La pluie de fin d'été arrivait toujours sans crier gare. Une seconde, c'était un sauna étouffant, et la suivante, on aurait dit que quelqu'un avait renversé une immense bassine d'eau dans le ciel.
Au moment où la sonnerie de l'école retentit, le monde hors de la fenêtre était déjà une étendue blanche et brumeuse. Les gouttes s'écrasaient contre la vitre avec un crépitement assourdissant, rendant tout le monde anxieux.
Une chorus de lamentations résonna dans la classe.
La plupart des élèves qui n'avaient pas apporté de parapluie étaient bloqués. Ils s'entassaient soit dans les couloirs pour appeler chez eux, soit s'affalaient sur leurs sièges, dépités, priant pour que la pluie cesse bientôt.
Chen Zhi fit son sac et s'apprêtait à sortir son téléphone pour vérifier le trafic lorsqu'une brise parfumée effleura soudain son flanc.
« Chen Zhi ! »
Lin Wanwan portait son sac à dos, sa queue de cheval virevoltait. Son visage affichait une expression qui criait « félicite-moi ». « Mon père vient de m'envoyer un message, il dit qu'il passe par l'école et vient me chercher. Tu devrais venir avec moi. »

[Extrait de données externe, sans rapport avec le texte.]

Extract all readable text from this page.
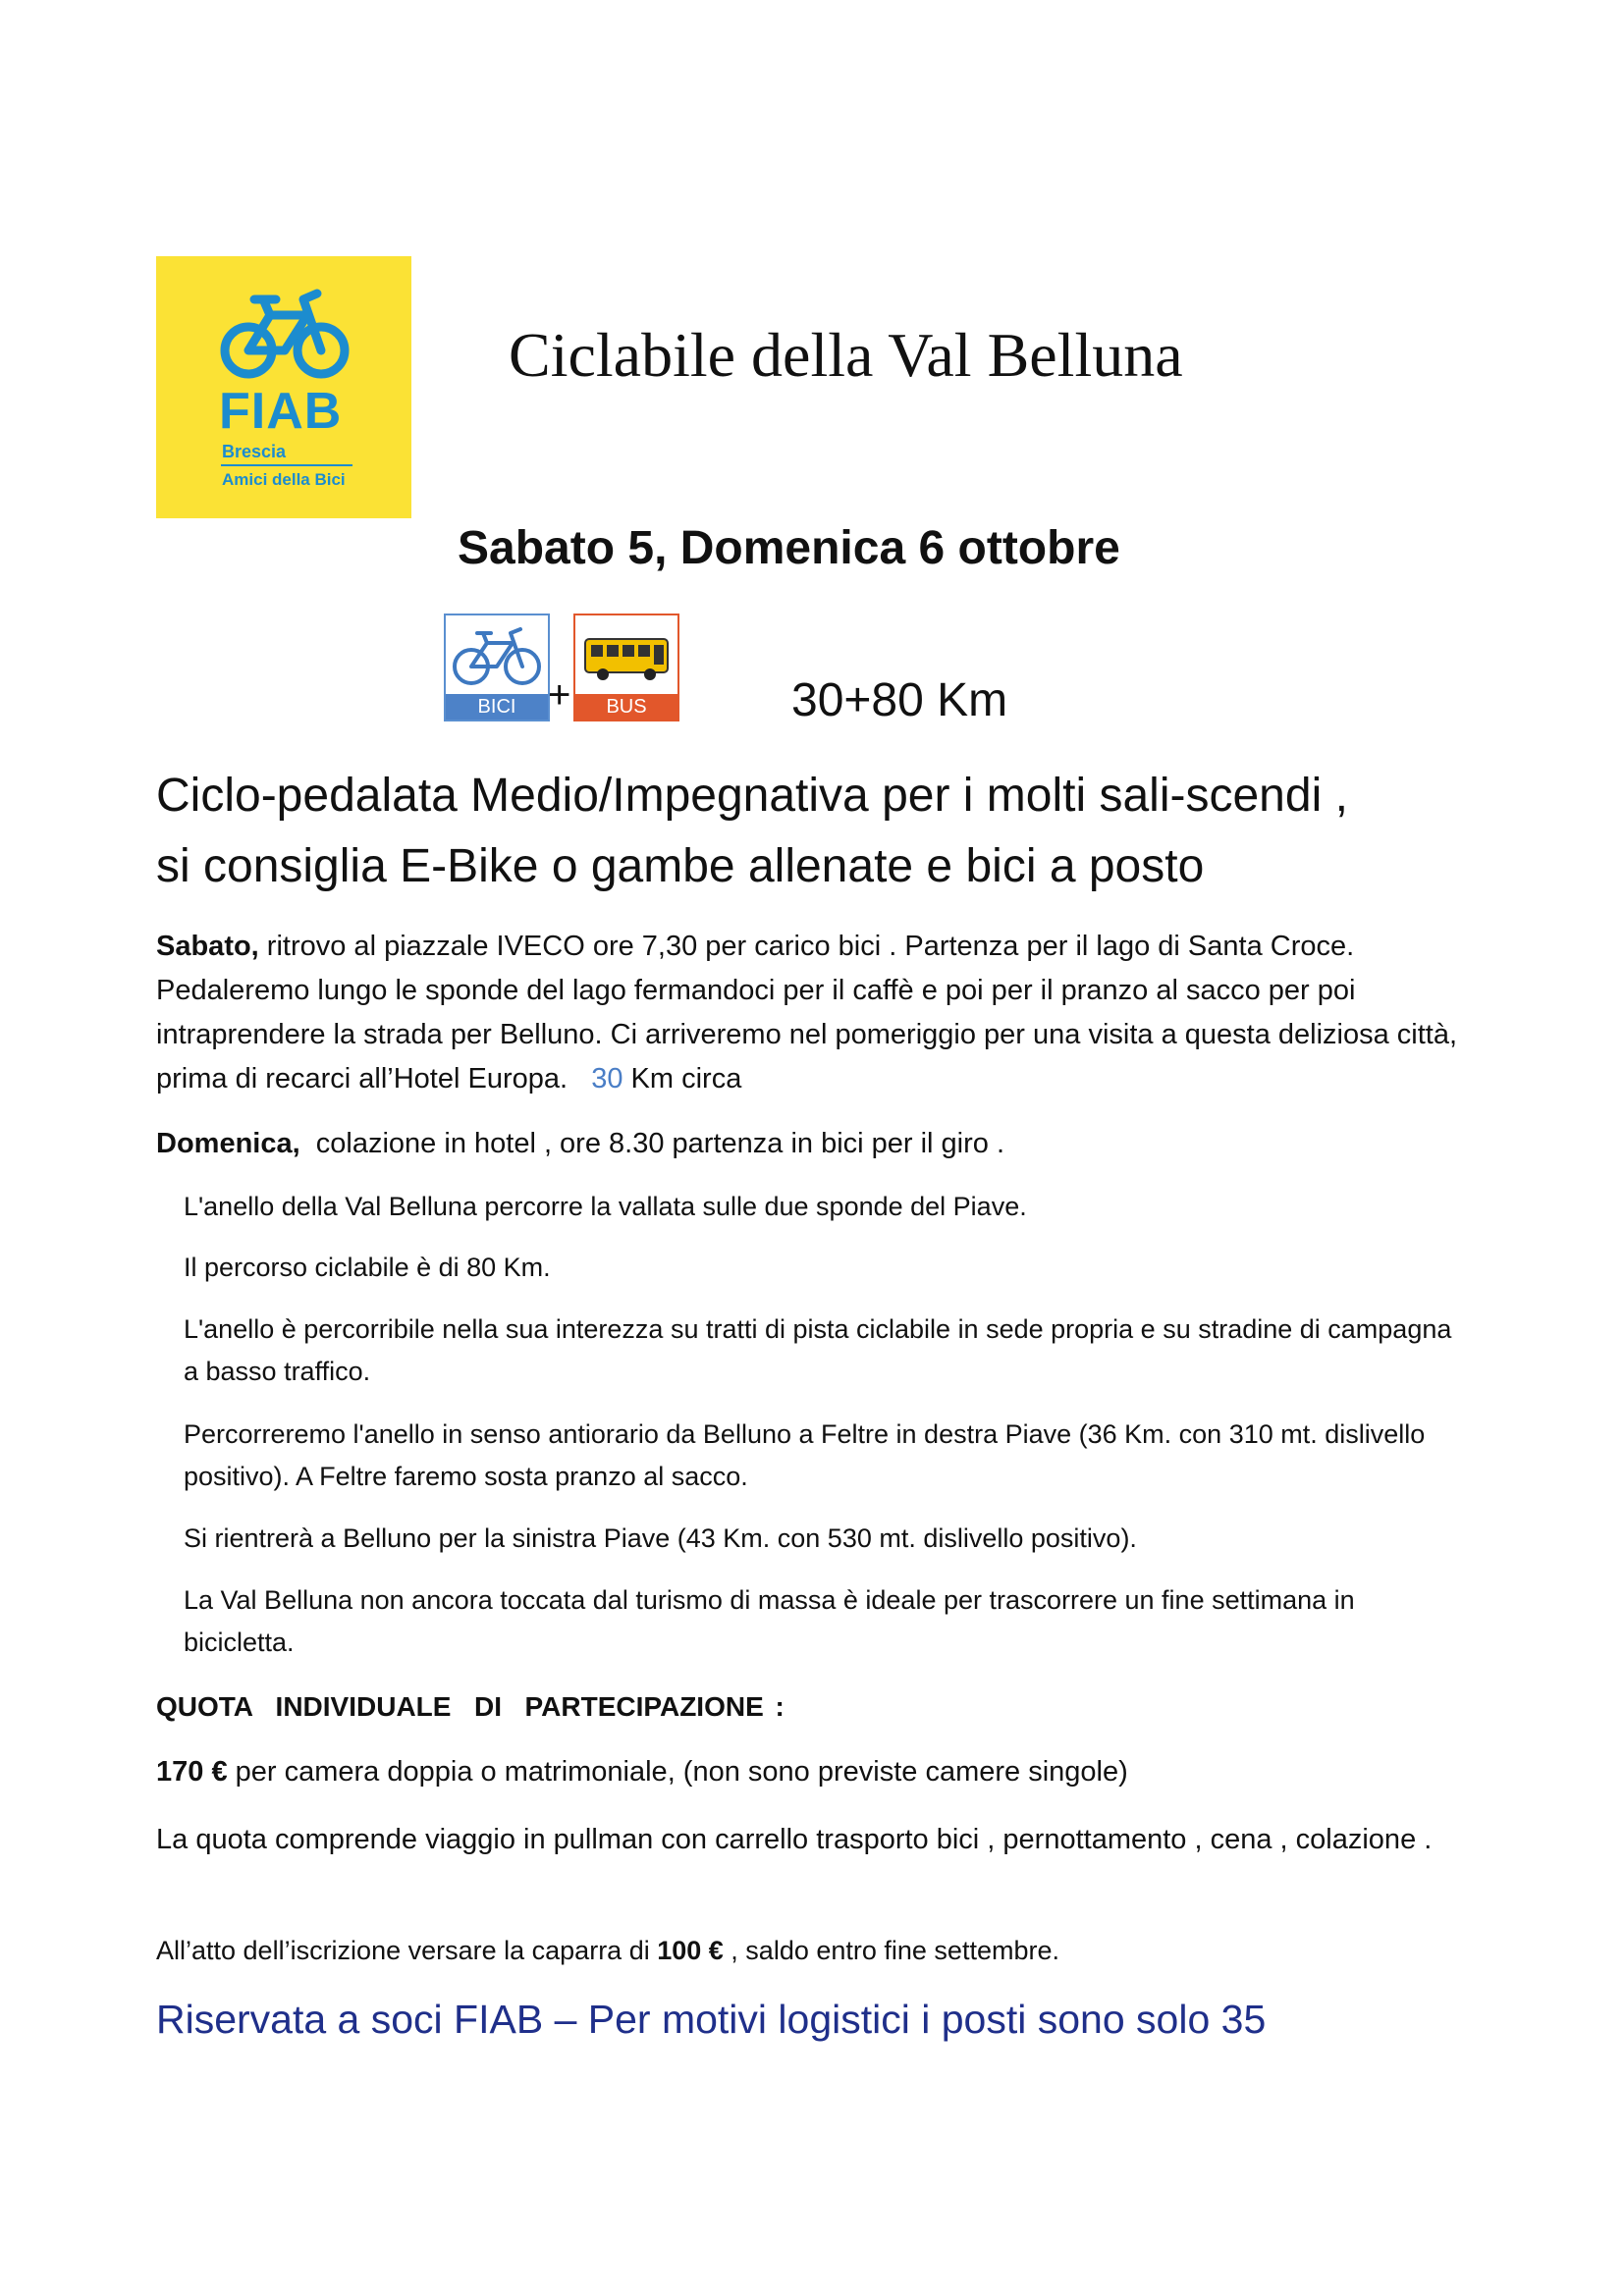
FIAB
Brescia
Amici della Bici
Ciclabile della Val Belluna
Sabato 5, Domenica 6 ottobre
BICI +	BUS	30+80 Km
Ciclo-pedalata Medio/Impegnativa per i molti sali-scendi ,
si consiglia E-Bike o gambe allenate e bici a posto
Sabato, ritrovo al piazzale IVECO ore 7,30 per carico bici . Partenza per il lago di Santa Croce. Pedaleremo lungo le sponde del lago fermandoci per il caffè e poi per il pranzo al sacco per poi intraprendere la strada per Belluno. Ci arriveremo nel pomeriggio per una visita a questa deliziosa città, prima di recarci all’Hotel Europa. 30 Km circa
Domenica,  colazione in hotel , ore 8.30 partenza in bici per il giro .
L'anello della Val Belluna percorre la vallata sulle due sponde del Piave.
Il percorso ciclabile è di 80 Km.
L'anello è percorribile nella sua interezza su tratti di pista ciclabile in sede propria e su stradine di campagna a basso traffico.
Percorreremo l'anello in senso antiorario da Belluno a Feltre in destra Piave (36 Km. con 310 mt. dislivello positivo). A Feltre faremo sosta pranzo al sacco.
Si rientrerà a Belluno per la sinistra Piave (43 Km. con 530 mt. dislivello positivo).
La Val Belluna non ancora toccata dal turismo di massa è ideale per trascorrere un fine settimana in bicicletta.
QUOTA  INDIVIDUALE  DI  PARTECIPAZIONE :
170 € per camera doppia o matrimoniale, (non sono previste camere singole)
La quota comprende viaggio in pullman con carrello trasporto bici , pernottamento , cena , colazione .
All’atto dell’iscrizione versare la caparra di 100 € , saldo entro fine settembre.
Riservata a soci FIAB – Per motivi logistici i posti sono solo 35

Chen Zhi leva un sourcil, jetant un coup d'œil à la pluie torrentielle dehors.
Ses parents finissaient le travail à la même heure que la sortie des classes, ils devaient donc être coincés sur l'autoroute surélevée en ce moment.
Il sortit son téléphone et envoya un message WeChat à sa mère : [Maman, je rentre avec la voiture de l'oncle Lin. Ne t'inquiète pas.]

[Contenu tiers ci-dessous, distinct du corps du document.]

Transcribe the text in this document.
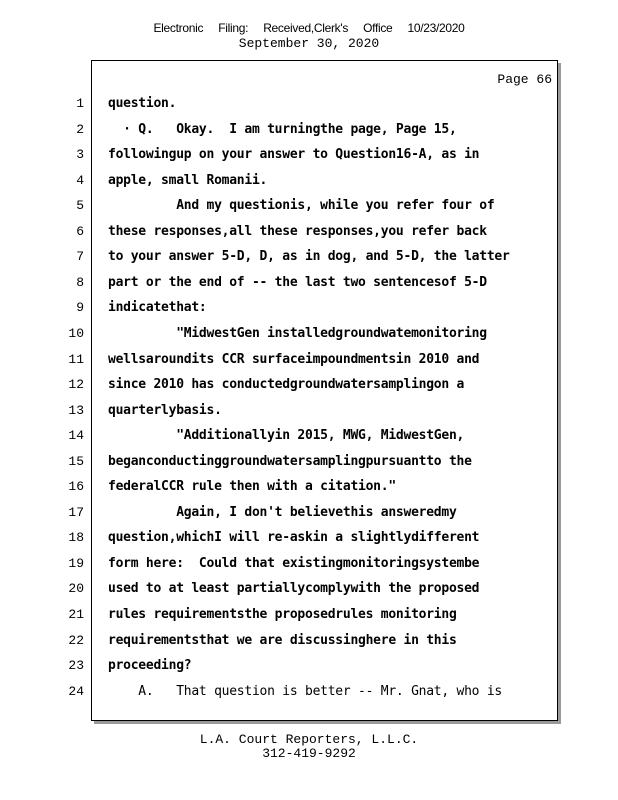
Electronic Filing: Received,Clerk's Office 10/23/2020
September 30, 2020
Page 66
1 question.
2 · Q.   Okay.  I am turningthe page, Page 15,
3 followingup on your answer to Question16-A, as in
4 apple, small Romanii.
5 And my questionis, while you refer four of
6 these responses,all these responses,you refer back
7 to your answer 5-D, D, as in dog, and 5-D, the latter
8 part or the end of -- the last two sentencesof 5-D
9 indicatethat:
10 "MidwestGen installedgroundwatemonitoring
11 wellsaroundits CCR surfaceimpoundmentsin 2010 and
12 since 2010 has conductedgroundwatersamplingon a
13 quarterlybasis.
14 "Additionallyin 2015, MWG, MidwestGen,
15 beganconductinggroundwatersamplingpursuantto the
16 federalCCR rule then with a citation."
17 Again, I don't believethis answeredmy
18 question,whichI will re-askin a slightlydifferent
19 form here:  Could that existingmonitoringsystembe
20 used to at least partiallycomplywith the proposed
21 rules requirementsthe proposedrules monitoring
22 requirementsthat we are discussinghere in this
23 proceeding?
24 A.   That question is better -- Mr. Gnat, who is
L.A. Court Reporters, L.L.C.
312-419-9292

Après l'avoir envoyé, il fourra le téléphone dans sa poche. Juste au moment où il allait se lever, il aperçut du coin de l'œil sa voisine de table, Pei Ningxue, toujours assise là.
Son dos, d'habitude si parfaitement droit, semblait soudain un peu fragile.
Les livres sur son bureau étaient soigneusement rangés, mais elle restait immobile, la tête tournée sur le côté, ses yeux froids et clairs fixant la pluie battante d'un air absent.
D'ordinaire à cette heure, la Mercedes noire de la famille Pei était déjà garée devant la grille de l'école.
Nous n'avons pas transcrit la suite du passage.